A row over illegal mining has taken a sharp and unexpected turn, with a senior government appointee warning one of Ghana’s most prominent church leaders to stay in his lane, or face being treated as a political opponent.
Dr. Mary Awusi, Chief Executive of the Ghana Free Zones Authority, went on Accra FM on Thursday to fire back at Apostle Dr. Eric Nyamekye, Chairman of the Church of Pentecost, whose recent public comments on galamsey appear to have struck a nerve in government circles.
Her warning was blunt. “He’s a man of God, so we’ll forgive him. But next time, he shouldn’t stoop so low to that level. I am telling him. If he descends to that level to behave like a politician, we will deal with him as a politician. I’ve given him reverence because he’s a man of God and the Chairman of the Church of Pentecost,” she said.
What triggered the response was Apostle Nyamekye’s address at the Church’s 48th General Conference, where he raised alarm over the environmental toll of illegal mining, including its effect on the Church’s own sacramental practices. “The extensive pollution of water bodies due to illegal mining has hampered traditional water baptism in some mining communities, necessitating a shift to synthetic rubber pools in several districts to carry out the ordinance,” he had said.
For Dr. Awusi, that was not pastoral concern, it was politics in clerical clothing. She argued that the Church leader’s framing conveniently ignored the state of Ghana’s rivers under the previous administration. “What he said is a highly political statement. When Nana Addo was in office, many communities in the mining communities had their water looking very thick and brown. Was he not in Ghana? Did he see it or not?” she asked.

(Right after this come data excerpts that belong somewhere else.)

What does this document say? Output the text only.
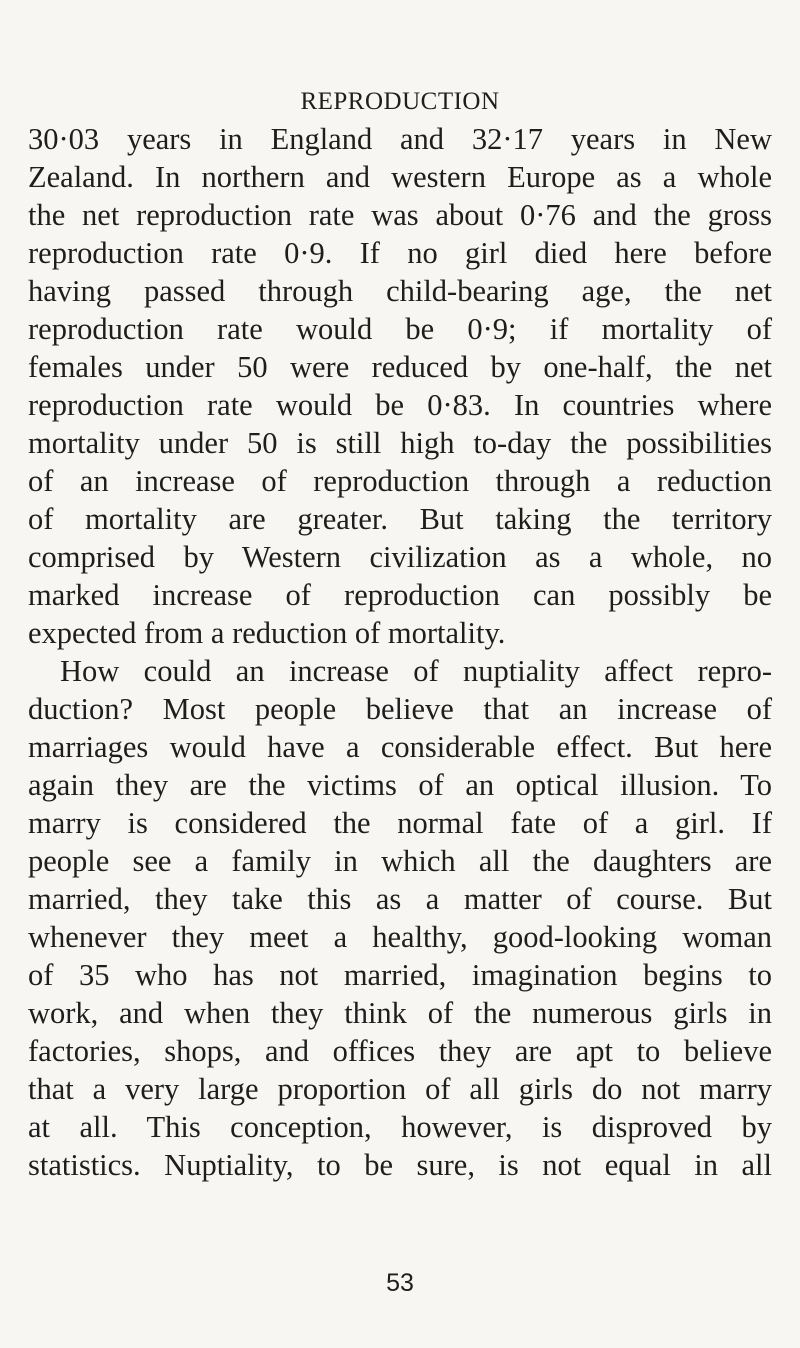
REPRODUCTION
30·03 years in England and 32·17 years in New
Zealand. In northern and western Europe as a whole
the net reproduction rate was about 0·76 and the gross
reproduction rate 0·9. If no girl died here before
having passed through child-bearing age, the net
reproduction rate would be 0·9; if mortality of
females under 50 were reduced by one-half, the net
reproduction rate would be 0·83. In countries where
mortality under 50 is still high to-day the possibilities
of an increase of reproduction through a reduction
of mortality are greater. But taking the territory
comprised by Western civilization as a whole, no
marked increase of reproduction can possibly be
expected from a reduction of mortality.
How could an increase of nuptiality affect repro-
duction? Most people believe that an increase of
marriages would have a considerable effect. But here
again they are the victims of an optical illusion. To
marry is considered the normal fate of a girl. If
people see a family in which all the daughters are
married, they take this as a matter of course. But
whenever they meet a healthy, good-looking woman
of 35 who has not married, imagination begins to
work, and when they think of the numerous girls in
factories, shops, and offices they are apt to believe
that a very large proportion of all girls do not marry
at all. This conception, however, is disproved by
statistics. Nuptiality, to be sure, is not equal in all
53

She went further, insisting that measurable progress has been made under President Mahama. “Today, after John Mahama came to power, due to the measures he has put in place, the rivers are flowing, so you cannot claim that you’ve seen no difference in the state of the water. During Akufo-Addo’s time, the rivers were not flowing at all,” she claimed.
When the programme host pushed back, describing Apostle Nyamekye as an anointed man of God, Dr. Awusi was unmoved. “It’s not about anointing. If he were that anointed, he wouldn’t speak in this manner,” she replied.
Her closing shot left little room for ambiguity. “So, if you’re a reverend minister and you bypass the truth by taking off your pastoral robe and putting on political clothes and a political lens to speak, the next time we’ll treat him as a politician. This time we’ll spare him. We beg of him to focus on his pastoral work,” she said.
The exchange lands in the middle of one of Ghana’s most stubborn and emotionally charged national debates. Galamsey has gutted river systems and forest reserves across the country for years, and successive governments, including both the Akufo-Addo and Mahama administrations, have launched anti-illegal mining drives that critics say have fallen short. Churches, civil society groups, and environmental advocates have grown increasingly vocal in demanding real action, making the space around galamsey commentary more politically loaded than ever.
That a government official would publicly threaten to strip a church chairman of his pastoral courtesy if he speaks again on the matter reflects just how sensitive that space has become.